Le président américain Donald Trump (Getty Images)
L’administration Trump propose des changements radicaux aux règles régissant le recensement américain de 2030, notamment une exigence qui pourrait rendre obligatoires les questions sur le sexe biologique pour les répondants, un changement qui, selon les critiques, pourrait effectivement forcer les personnes transgenres à divulguer leur statut trans au gouvernement fédéral.
La proposition, publiée par le Bureau du recensement le 10 septembre, interdirait que les questions sur la race, l'origine ethnique et l'orientation sexuelle apparaissent dans le formulaire abrégé du recensement décennal. Dans le même temps, cela permettrait d'inclure des questions sur le sexe biologique, la date de naissance et les relations familiales afin de vérifier le décompte de la population. La règle proposée s’inscrit dans une refonte beaucoup plus large du recensement décennal.
Le média The Needle a fait valoir que l'impact pratique laisserait aux personnes trans des options limitées : divulguer le sexe assigné à la naissance, mentir ou refuser de participer. Il écrit : « En exigeant que les personnes trans s’identifient selon le sexe qui leur a été assigné à la naissance, et avec une menace imminente de poursuites pour non-respect, l’administration Trump oblige chaque personne trans à se dévoiler au gouvernement fédéral. »

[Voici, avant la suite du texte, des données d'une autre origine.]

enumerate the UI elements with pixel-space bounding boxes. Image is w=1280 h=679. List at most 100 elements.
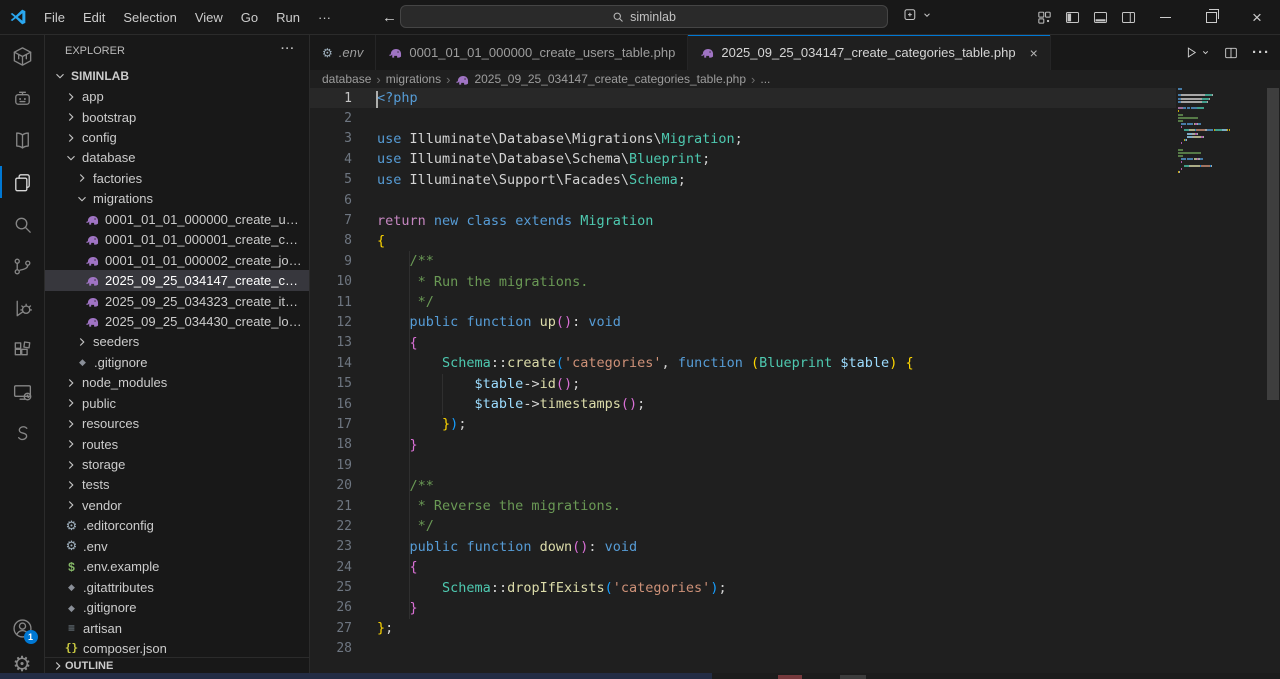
extensions-icon[interactable] bbox=[0, 329, 45, 371]
tree-folder-factories[interactable]: factories bbox=[45, 168, 309, 188]
menu-item-6[interactable]: ··· bbox=[309, 0, 340, 35]
source-control-icon[interactable] bbox=[0, 245, 45, 287]
tree-folder-vendor[interactable]: vendor bbox=[45, 495, 309, 515]
menu-item-4[interactable]: Go bbox=[232, 0, 267, 35]
tree-item-label: 0001_01_01_000002_create_jobs_table.php bbox=[105, 252, 309, 268]
tree-file-2025_09_25_034430_create_loans_table.php[interactable]: 2025_09_25_034430_create_loans_table.php bbox=[45, 311, 309, 331]
breadcrumb-item[interactable]: database bbox=[322, 72, 371, 86]
menu-item-3[interactable]: View bbox=[186, 0, 232, 35]
chevron-right-icon bbox=[63, 497, 79, 513]
status-strip bbox=[0, 673, 1280, 679]
tree-item-label: 2025_09_25_034323_create_items_table.php bbox=[105, 293, 309, 309]
line-number: 28 bbox=[336, 641, 352, 657]
minimap-line bbox=[1178, 104, 1266, 106]
tree-file-artisan[interactable]: ≡ artisan bbox=[45, 618, 309, 638]
split-editor-icon[interactable] bbox=[1223, 45, 1239, 61]
tree-file-2025_09_25_034323_create_items_table.php[interactable]: 2025_09_25_034323_create_items_table.php bbox=[45, 291, 309, 311]
chevron-right-icon bbox=[51, 659, 65, 673]
tree-file-.env[interactable]: ⚙ .env bbox=[45, 536, 309, 556]
tree-file-.gitattributes[interactable]: ◆ .gitattributes bbox=[45, 577, 309, 597]
remote-explorer-icon[interactable] bbox=[0, 371, 45, 413]
toggle-sidebar-icon[interactable] bbox=[1058, 0, 1086, 35]
editor-more-actions-icon[interactable]: ··· bbox=[1252, 44, 1270, 61]
tree-folder-public[interactable]: public bbox=[45, 393, 309, 413]
menu-item-5[interactable]: Run bbox=[267, 0, 309, 35]
tree-file-.gitignore[interactable]: ◆ .gitignore bbox=[45, 597, 309, 617]
tree-file-.editorconfig[interactable]: ⚙ .editorconfig bbox=[45, 516, 309, 536]
copilot-icon[interactable] bbox=[902, 6, 932, 24]
run-code-button[interactable] bbox=[1184, 45, 1210, 60]
tree-folder-bootstrap[interactable]: bootstrap bbox=[45, 107, 309, 127]
search-icon[interactable] bbox=[0, 203, 45, 245]
code-line-content: use Illuminate\Support\Facades\Schema; bbox=[377, 171, 686, 188]
tree-file-0001_01_01_000000_create_users_table.php[interactable]: 0001_01_01_000000_create_users_table.php bbox=[45, 209, 309, 229]
explorer-more-actions-icon[interactable]: ··· bbox=[281, 43, 295, 55]
menu-item-1[interactable]: Edit bbox=[74, 0, 114, 35]
code-line: 21 * Reverse the migrations. bbox=[310, 496, 1176, 516]
status-strip-accent2 bbox=[840, 675, 866, 679]
code-line: 13 { bbox=[310, 333, 1176, 353]
scrollbar-thumb[interactable] bbox=[1267, 88, 1279, 400]
php-file-icon bbox=[700, 45, 715, 60]
code-line-content: } bbox=[409, 436, 418, 453]
tab-2025_09_25_034147_create_categories_table.php[interactable]: 2025_09_25_034147_create_categories_tabl… bbox=[688, 35, 1051, 70]
toggle-panel-icon[interactable] bbox=[1086, 0, 1114, 35]
minimap-line bbox=[1178, 113, 1266, 116]
breadcrumb-item[interactable]: ... bbox=[760, 72, 770, 86]
tab-.env[interactable]: ⚙ .env bbox=[310, 35, 377, 70]
close-button[interactable]: × bbox=[1234, 0, 1280, 35]
container-icon[interactable] bbox=[0, 35, 45, 77]
robot-icon[interactable] bbox=[0, 77, 45, 119]
breadcrumb-label: migrations bbox=[385, 72, 442, 86]
tree-folder-resources[interactable]: resources bbox=[45, 413, 309, 433]
command-center-value: siminlab bbox=[630, 9, 676, 24]
tree-folder-SIMINLAB[interactable]: SIMINLAB bbox=[45, 66, 309, 86]
editor-scrollbar[interactable] bbox=[1266, 88, 1280, 679]
tab-close-icon[interactable]: × bbox=[1030, 45, 1038, 61]
tree-folder-config[interactable]: config bbox=[45, 127, 309, 147]
tree-file-.gitignore[interactable]: ◆ .gitignore bbox=[45, 352, 309, 372]
tree-folder-storage[interactable]: storage bbox=[45, 454, 309, 474]
tree-file-composer.json[interactable]: {} composer.json bbox=[45, 638, 309, 658]
command-center[interactable]: siminlab bbox=[400, 5, 888, 28]
toggle-secondary-sidebar-icon[interactable] bbox=[1114, 0, 1142, 35]
tree-folder-routes[interactable]: routes bbox=[45, 434, 309, 454]
tree-folder-app[interactable]: app bbox=[45, 86, 309, 106]
tree-file-0001_01_01_000002_create_jobs_table.php[interactable]: 0001_01_01_000002_create_jobs_table.php bbox=[45, 250, 309, 270]
customize-layout-icon[interactable] bbox=[1030, 0, 1058, 35]
menu-item-0[interactable]: File bbox=[35, 0, 74, 35]
tree-folder-database[interactable]: database bbox=[45, 148, 309, 168]
tab-0001_01_01_000000_create_users_table.php[interactable]: 0001_01_01_000000_create_users_table.php bbox=[376, 35, 689, 70]
tree-folder-tests[interactable]: tests bbox=[45, 475, 309, 495]
editor-group: ⚙ .env 0001_01_01_000000_create_users_tabl… bbox=[310, 35, 1280, 679]
nav-back-icon[interactable]: ← bbox=[382, 9, 397, 26]
account-icon[interactable]: 1 bbox=[0, 607, 45, 649]
minimap-line bbox=[1178, 145, 1266, 147]
code-line: 15 $table->id(); bbox=[310, 373, 1176, 393]
breadcrumb-item[interactable]: migrations bbox=[386, 72, 441, 86]
outline-section[interactable]: OUTLINE bbox=[45, 657, 309, 673]
minimap[interactable] bbox=[1178, 88, 1266, 177]
minimize-button[interactable] bbox=[1142, 0, 1188, 35]
tree-folder-seeders[interactable]: seeders bbox=[45, 332, 309, 352]
tree-folder-node_modules[interactable]: node_modules bbox=[45, 373, 309, 393]
tree-file-0001_01_01_000001_create_cache_table.php[interactable]: 0001_01_01_000001_create_cache_table.php bbox=[45, 230, 309, 250]
s-logo-icon[interactable] bbox=[0, 413, 45, 455]
tree-file-2025_09_25_034147_create_categories_table.php[interactable]: 2025_09_25_034147_create_categories_tabl… bbox=[45, 270, 309, 291]
menu-item-2[interactable]: Selection bbox=[114, 0, 185, 35]
explorer-icon[interactable] bbox=[0, 161, 45, 203]
tree-folder-migrations[interactable]: migrations bbox=[45, 189, 309, 209]
code-line: 28 bbox=[310, 639, 1176, 659]
code-editor[interactable]: 1 <?php 2 3 use Illuminate\Database\Migratio… bbox=[310, 88, 1176, 659]
restore-button[interactable] bbox=[1188, 0, 1234, 35]
book-icon[interactable] bbox=[0, 119, 45, 161]
tree-item-label: node_modules bbox=[82, 375, 168, 391]
chevron-right-icon bbox=[63, 395, 79, 411]
run-debug-icon[interactable] bbox=[0, 287, 45, 329]
tab-label: 2025_09_25_034147_create_categories_tabl… bbox=[721, 45, 1016, 60]
breadcrumb-item[interactable]: 2025_09_25_034147_create_categories_tabl… bbox=[455, 72, 746, 87]
code-line: 19 bbox=[310, 455, 1176, 475]
tree-file-.env.example[interactable]: $ .env.example bbox=[45, 557, 309, 577]
breadcrumb-label: 2025_09_25_034147_create_categories_tabl… bbox=[474, 72, 747, 86]
minimap-line bbox=[1178, 116, 1266, 119]
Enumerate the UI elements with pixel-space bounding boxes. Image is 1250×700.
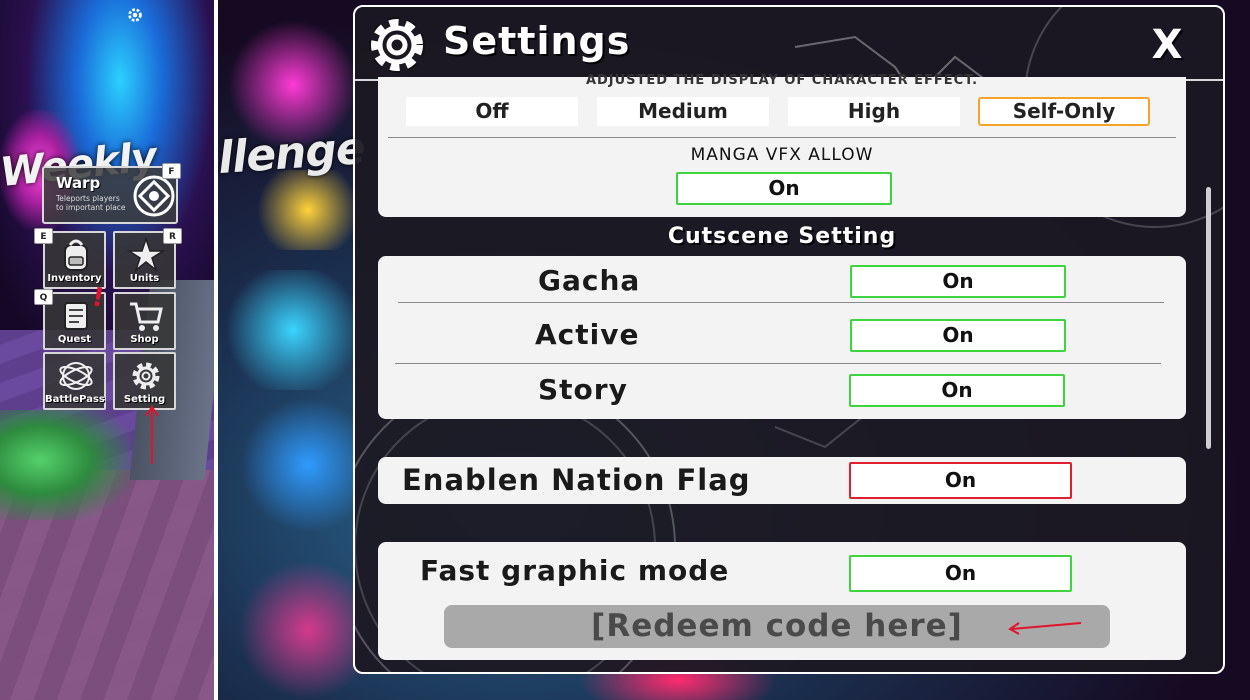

The Needle a également affirmé : « Il s’agit d’une tentative de militariser le recensement pour dresser une liste de toutes les personnes trans aux États-Unis. »
Ce que la proposition changerait
Parallèlement à la disposition relative au sexe biologique, le Bureau du recensement propose de nouveaux critères pour déterminer qui doit être pris en compte lors de la répartition des sièges au Congrès entre les États.
Selon la proposition, le Bureau exclurait les immigrants sans papiers et les personnes dont le statut juridique est considéré comme moins durable que la résidence permanente légale de la population utilisée pour la répartition.
Selon Pew Research, environ 16,1 millions de personnes ont un statut juridique moins sûr que le statut de résident permanent légal, dont 14 millions de personnes sans papiers.
Le Bureau dit qu'il envisage d'utiliser une collection croissante de dossiers administratifs pour déterminer le statut juridique des personnes. Ces dossiers pourraient inclure des informations provenant du Département du Trésor, du Département de la Santé et des Services sociaux, du Département de la Sécurité intérieure, du Département d'État, du Service postal américain, des gouvernements des États et locaux, des gouvernements tribaux et des données commerciales de tiers.

Le Bureau sollicite également les commentaires du public sur la question de savoir s'il devrait ajouter une question sur le statut juridique directement au questionnaire du recensement.
Pourquoi les critiques sont alarmées
Le Bureau du recensement gère le recensement décennal américain, qui sert à répartir les sièges à la Chambre des représentants et à redessiner les circonscriptions électorales. Les données du recensement éclairent également la répartition du financement fédéral et étatique et la planification des services publics, et le recensement est légalement obligatoire.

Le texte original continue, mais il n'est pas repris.